Let's take a closer look at these differences.
Our cardiac muscles as I said are striated
but they're also short, fat and interconnected.
Unlike our skeletal muscles
which can contain multiple nuclei,
our cardiac muscle fibers have one central
nucleus and sometimes you might find two nuclei.
They also contain numerous large mitochondrial
that can afford resistance to fatigue.
The rest of the volume of our cardiac muscle
fibers is going to be composed of sarcomeres.
This is very similar to the sarcomeres
that we find in our skeletal muscle fibers
and include Z disc, A bands and I bands.
This contributes to the striation of our cardiac muscles.
The cardiac muscle cells have
T-tubules like the skeletal muscles
but the T-tubules here are
wider and less numerous.
The T-tubules will enter the cell only once at the Z-disc.
Also, the sarcoplasmic reticulum of our cardiac muscle
cells is simpler than the sarcoplasmic reticulum
of the skeletal muscle cells and they do not contain
triads the way they do in our skeletal muscle fibers.

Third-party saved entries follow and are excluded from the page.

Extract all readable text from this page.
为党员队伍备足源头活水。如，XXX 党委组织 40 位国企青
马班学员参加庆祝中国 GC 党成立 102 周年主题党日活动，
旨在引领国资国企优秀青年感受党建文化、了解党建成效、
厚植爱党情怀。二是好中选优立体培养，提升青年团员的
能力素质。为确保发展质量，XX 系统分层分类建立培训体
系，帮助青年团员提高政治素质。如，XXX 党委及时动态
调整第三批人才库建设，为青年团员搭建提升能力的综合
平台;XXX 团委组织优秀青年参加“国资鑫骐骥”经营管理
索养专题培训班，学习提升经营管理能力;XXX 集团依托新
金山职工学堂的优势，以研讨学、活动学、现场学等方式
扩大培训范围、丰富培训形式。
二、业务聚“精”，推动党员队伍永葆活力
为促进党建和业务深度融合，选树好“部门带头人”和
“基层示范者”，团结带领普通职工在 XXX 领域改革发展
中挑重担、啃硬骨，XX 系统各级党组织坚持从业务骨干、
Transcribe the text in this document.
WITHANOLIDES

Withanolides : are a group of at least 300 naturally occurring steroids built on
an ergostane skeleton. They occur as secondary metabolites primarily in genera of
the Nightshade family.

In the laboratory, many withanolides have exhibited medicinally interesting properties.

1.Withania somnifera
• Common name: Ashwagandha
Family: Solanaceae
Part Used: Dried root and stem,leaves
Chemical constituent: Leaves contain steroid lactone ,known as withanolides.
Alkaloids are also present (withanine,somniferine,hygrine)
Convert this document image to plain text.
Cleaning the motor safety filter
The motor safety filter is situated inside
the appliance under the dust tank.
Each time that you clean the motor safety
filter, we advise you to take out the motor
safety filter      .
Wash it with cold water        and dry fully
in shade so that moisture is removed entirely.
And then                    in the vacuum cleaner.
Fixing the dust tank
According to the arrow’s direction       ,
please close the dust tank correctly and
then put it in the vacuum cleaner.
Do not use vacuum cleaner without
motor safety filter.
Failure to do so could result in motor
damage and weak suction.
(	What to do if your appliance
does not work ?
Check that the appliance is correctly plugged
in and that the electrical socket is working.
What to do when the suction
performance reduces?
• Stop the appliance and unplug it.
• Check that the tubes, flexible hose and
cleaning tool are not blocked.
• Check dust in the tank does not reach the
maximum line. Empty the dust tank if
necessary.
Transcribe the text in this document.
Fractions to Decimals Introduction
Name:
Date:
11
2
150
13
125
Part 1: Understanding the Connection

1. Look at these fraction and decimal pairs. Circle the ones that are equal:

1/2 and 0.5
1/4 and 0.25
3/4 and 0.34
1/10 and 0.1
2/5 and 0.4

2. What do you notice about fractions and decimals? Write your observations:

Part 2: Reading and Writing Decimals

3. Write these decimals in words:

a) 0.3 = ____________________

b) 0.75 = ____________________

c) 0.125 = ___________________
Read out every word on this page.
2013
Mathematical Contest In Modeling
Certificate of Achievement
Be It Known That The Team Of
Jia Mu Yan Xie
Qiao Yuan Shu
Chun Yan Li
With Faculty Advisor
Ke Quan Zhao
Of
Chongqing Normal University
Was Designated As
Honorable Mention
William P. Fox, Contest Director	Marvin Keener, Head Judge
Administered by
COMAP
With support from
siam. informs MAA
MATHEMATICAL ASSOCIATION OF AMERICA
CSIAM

Please note that this image depicts a skeletal
muscle fiber for comparison purposes only
and is not a depiction of a cardiac muscle fibers.
So also in the heart, our cardiac muscle fibers
had these structures known as intercalated discs.
These discs are connecting junctions between
our cardiac cells that contain desmosomes
which are holding the cell together almost like velcro and
preventing the cells from separating during contraction,
and also just as importantly, gap junctions.
These junctions are going to
allow ions to pass from cell to cell.
Remember that we rely on ions in
order to maintain action potentials
and so these gap junctions allow for the
cells of the heart to be electrically coupled
so that the heart is going to function
as one big cell or a functional syncytium.
Also in our skeletal fibers, outside of them,
we have what are known as intercellular spaces.
These spaces contain connective
tissue known as the endomysium.
In the endomysium, we have several
capillaries and this is going to connect
the cardiac muscles to that cardiac skeleton or
valves giving the cells something to pull against,
something to actually resist against.